Sunday 4th August
We reached the top, the dizzy height of 200m above sea level, I might have to start worrying about altitude sickness, garlic soup all round. Up until now we have been working our way up through the locks to the canals highest point – the pass of Naurouze – where the canals creator Pierre-Paul Riquets finest achievement was to build what was in 1666 the worlds largest reservoir to keep the canal supplied with water even at the end of summer. On Saturday night we moored up in a nice village called Gardouch (pictured above) which has a canalside restaurant (pictured left) where we managed to make a reservation and had an excellent dinner.
This was better than Friday night in Le Segala when we walked along to the only restaurant in the village to find they were full, they suggested another place two miles away so we got on the bikes and had a nice ride along a country road to find it was also full but they said if we waited an hour they could fit us in.
So we waited an hour and a half and had a very pretentious meal which was not as good as the Tuns. By the time we finished it was pitch black so the cycle back was quite exciting especially after consuming a couple of G&T's and a litre carafe of the local vino.
From now to Toulouse it is all down hill through 11 locks all of which have been automated.
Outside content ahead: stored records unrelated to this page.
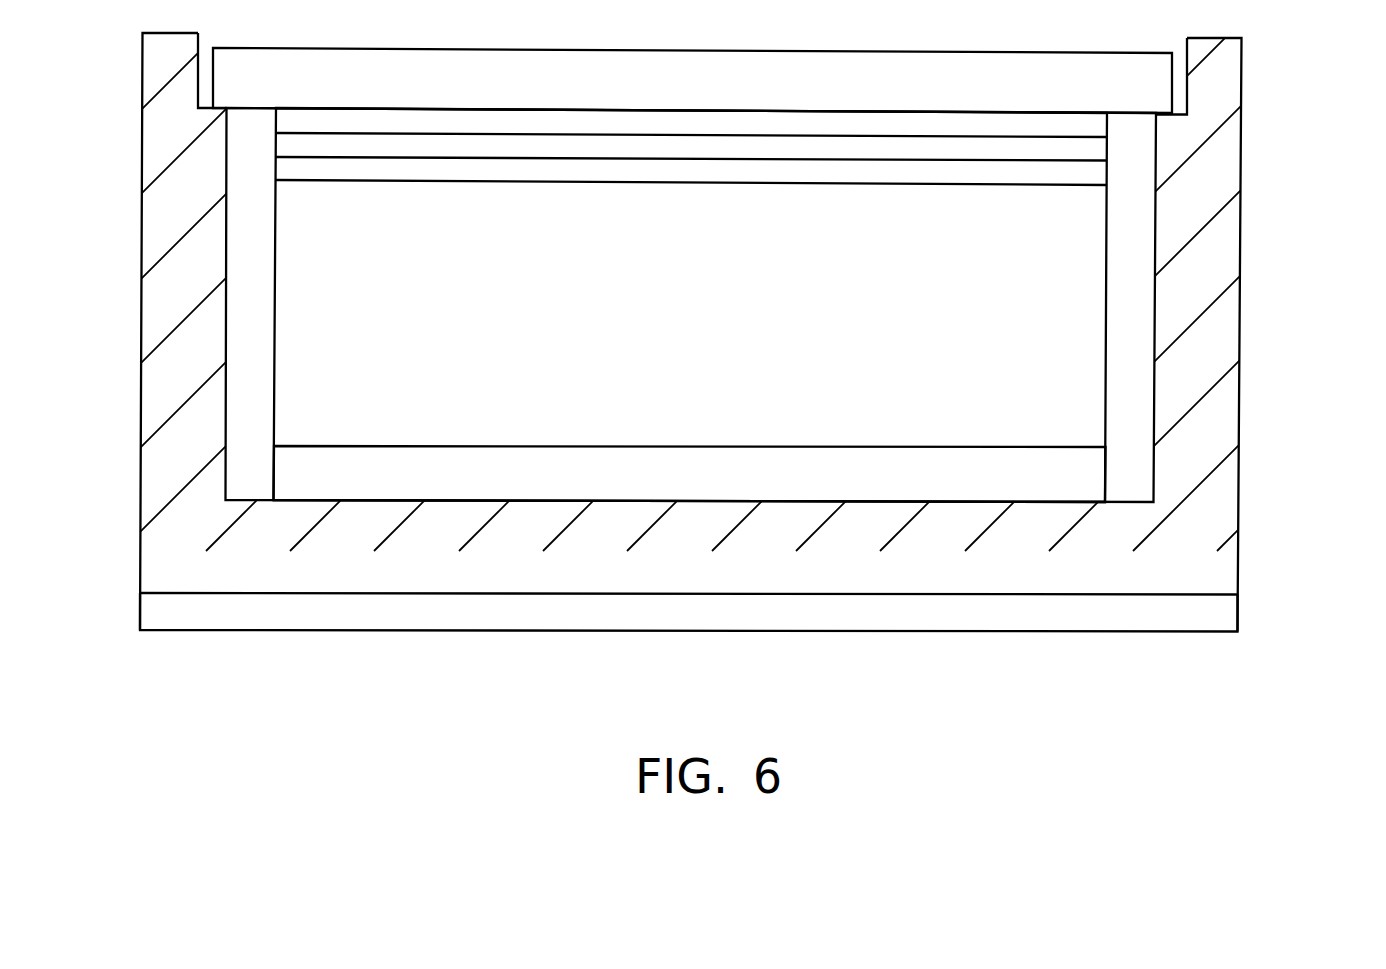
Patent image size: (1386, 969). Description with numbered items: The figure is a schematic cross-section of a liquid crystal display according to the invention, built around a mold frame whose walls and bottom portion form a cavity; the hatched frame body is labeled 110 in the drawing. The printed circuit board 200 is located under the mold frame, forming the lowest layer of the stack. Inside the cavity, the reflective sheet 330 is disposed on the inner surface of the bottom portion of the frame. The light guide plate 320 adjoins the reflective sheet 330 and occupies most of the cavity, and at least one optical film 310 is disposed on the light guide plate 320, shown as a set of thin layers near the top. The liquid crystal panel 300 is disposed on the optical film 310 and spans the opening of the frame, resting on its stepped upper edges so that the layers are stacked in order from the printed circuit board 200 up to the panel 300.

The substrate 110 is at (1212, 546).
The printed circuit board 200 is at (1212, 615).
The liquid crystal panel 300 is at (1157, 83).
The optical film 310 is at (1124, 188).
The light guide plate 320 is at (1088, 317).
The reflective sheet 330 is at (1088, 472).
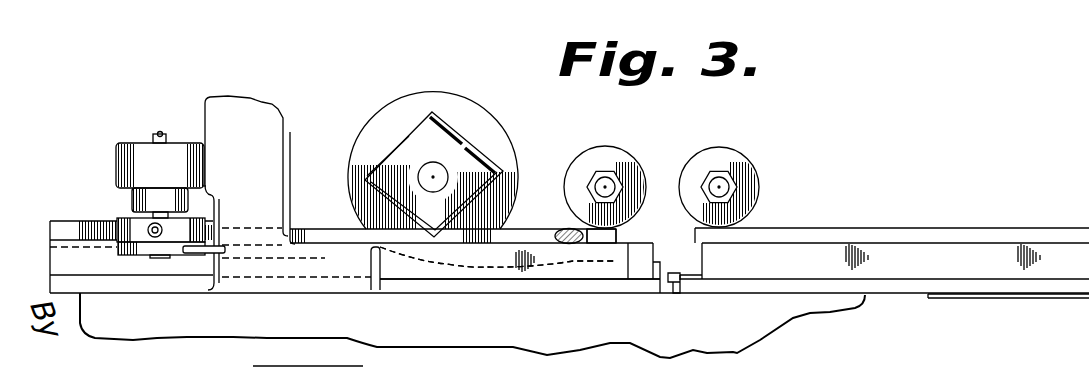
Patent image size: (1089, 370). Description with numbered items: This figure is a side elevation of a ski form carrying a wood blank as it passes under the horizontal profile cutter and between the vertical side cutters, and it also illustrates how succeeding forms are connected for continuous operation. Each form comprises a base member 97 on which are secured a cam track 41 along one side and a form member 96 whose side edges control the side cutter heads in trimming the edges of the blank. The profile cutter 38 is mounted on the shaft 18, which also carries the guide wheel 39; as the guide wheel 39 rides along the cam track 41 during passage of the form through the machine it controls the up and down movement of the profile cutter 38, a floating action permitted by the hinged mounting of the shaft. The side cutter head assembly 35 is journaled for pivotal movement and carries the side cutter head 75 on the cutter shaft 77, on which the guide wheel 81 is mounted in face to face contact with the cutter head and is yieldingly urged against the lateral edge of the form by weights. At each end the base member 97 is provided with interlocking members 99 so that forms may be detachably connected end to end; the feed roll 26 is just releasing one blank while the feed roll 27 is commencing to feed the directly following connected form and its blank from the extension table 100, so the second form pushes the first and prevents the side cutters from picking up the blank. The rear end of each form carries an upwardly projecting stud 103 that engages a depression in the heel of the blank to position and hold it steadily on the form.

I have mentioned how surly most of the lock keepers are, well their days are numbered. The waterways company have started to automate all the locks starting from Toulouse and working their way east. The first automated lock we came across had no instructions and apparently the day before all the labels had been ripped off as well, I am not sure what the French equivalent of a Luddite is but it seems they have a few in the lock keepers ranks.
The automatic system performs in exactly the same way as a real lock keeper, it even stops at noon for an hours lunch! Perhaps the computer needs a byte to eat (sorry about that I could not resist it). Left shows our lunch stop waiting for the automated lock to also have it's break.
Picture above is of the contol panel, no security, anyone can come along and press the buttons, don't French teenagers have any imagination?
One surprize has been that almost nowhere offers WiFi. None of the bars or restaurants on route so it is only in the larger towns that we are able to update our blog and get emails. This update will almost certainly have been done when we arrived in Toulouse where we expect to stay a couple of days.